Coffee filters affect the flavor of your coffee more than you might realize.
Most coffee drinkers in the United States prefer filtered coffee. But how many people do you know, who spend a lot of time choosing the best gourmet coffee, grind it to perfection, and then brew their coffee in whatever paper coffee filter was on sale at the grocery store?
I have a batch of disposable paper, Melitta filters in my cupboard and go through them one at a time. I wondered how the coffee filters work, and more about why we use them.
History of Paper Coffee Filters
I never knew that the Melitta name started from coffee filters. Melitta Bentz was a German housewife trying to make better coffee. She created the first paper coffee filter in July 8, 1908, seeking to make her coffee less bitter than coffee brewed by boiling loose grounds or by brewed with linen as was typical at that time. She also wanted a filter that could remove the grounds, resulting in a more enjoyable cup of coffee. She tried various papers and finally found that her son’s blotter paper used for school worked best.
How Paper Filters Work
Coffee filters of paper are made from thin crêped paper, which allows the coffee to flow freely between the filter and the filtration funnel. The filter uses coarse, long wood fibers, usually from fast growing trees. You can buy them bleached or unbleached.
Making a coffee filter requires the right strength, so that it does not tear when soaking wet. It must also resist heat and chemicals that would break down the fibers, causing it to lose strength or to flavor the coffee. The filter also must allow the brewed coffee through at a consistent rate, while removing particles of even a very small size.
Besides filtering out the coffee grounds, the paper coffee filter also filters oils and chemicals from the coffee to keep the brew from being so bitter. However, some people feel that the paper filter removes too much of the flavor, and so would prefer a perforated, permanent metal coffee filter.

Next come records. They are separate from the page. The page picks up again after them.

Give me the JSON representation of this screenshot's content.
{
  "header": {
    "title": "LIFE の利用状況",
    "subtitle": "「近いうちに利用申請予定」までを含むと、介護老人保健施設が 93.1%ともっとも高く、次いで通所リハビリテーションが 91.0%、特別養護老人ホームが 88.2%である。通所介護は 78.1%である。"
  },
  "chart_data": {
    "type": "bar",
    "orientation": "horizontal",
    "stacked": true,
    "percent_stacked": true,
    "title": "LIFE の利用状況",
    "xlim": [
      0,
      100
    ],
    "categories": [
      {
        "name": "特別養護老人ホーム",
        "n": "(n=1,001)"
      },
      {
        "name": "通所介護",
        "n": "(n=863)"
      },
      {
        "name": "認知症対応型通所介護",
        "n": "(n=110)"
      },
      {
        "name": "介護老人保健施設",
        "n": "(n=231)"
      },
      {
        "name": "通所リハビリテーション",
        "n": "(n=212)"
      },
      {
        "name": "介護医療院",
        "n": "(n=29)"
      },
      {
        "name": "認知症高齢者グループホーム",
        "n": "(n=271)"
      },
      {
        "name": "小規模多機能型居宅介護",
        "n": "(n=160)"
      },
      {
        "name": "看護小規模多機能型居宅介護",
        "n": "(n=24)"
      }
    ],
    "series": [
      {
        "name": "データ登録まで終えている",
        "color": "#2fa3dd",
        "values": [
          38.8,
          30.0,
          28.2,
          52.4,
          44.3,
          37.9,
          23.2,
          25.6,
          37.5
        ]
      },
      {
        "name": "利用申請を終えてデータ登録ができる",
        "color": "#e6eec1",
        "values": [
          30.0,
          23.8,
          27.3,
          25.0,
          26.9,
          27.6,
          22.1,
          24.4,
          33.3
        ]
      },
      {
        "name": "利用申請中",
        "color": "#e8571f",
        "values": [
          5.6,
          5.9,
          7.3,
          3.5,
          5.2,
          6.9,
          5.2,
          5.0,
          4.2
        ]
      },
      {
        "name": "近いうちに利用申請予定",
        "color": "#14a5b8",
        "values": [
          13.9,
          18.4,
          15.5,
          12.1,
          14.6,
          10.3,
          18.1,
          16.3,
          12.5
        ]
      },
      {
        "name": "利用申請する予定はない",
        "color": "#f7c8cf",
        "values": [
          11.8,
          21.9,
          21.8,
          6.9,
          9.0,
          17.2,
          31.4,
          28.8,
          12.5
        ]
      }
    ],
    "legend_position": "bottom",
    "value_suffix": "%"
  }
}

Chemicals in Paper Coffee Filters
The bleach and other chemicals used to produce paper coffee filters are a concern for many. You can buy unbleached coffee filters, but since about two-thirds of consumers prefer the appearance of the white coffee filters, filter manufacturers have developed safer bleaching techniques that do not require bleach.
Paper Filters and Cholesterol Benefits
There have been studies showing that drinking unfiltered coffee increases cholesterol levels. Because paper filters do a better job of removing more of the coffee oils in the filtering process than metal filters, many people who would otherwise prefer a permanent metal filter return to the paper coffee filter for this reason alone.
Using A Permanent Coffee Filter such as Gold Tone
One alternative to paper coffee filters would be a permanent filter. They come in various styles, and are easy to clean in a dishwasher. I’d suggest going with the gold plated or gold toned filters, instead of plain nylon or stainless steel, for reasons of taste.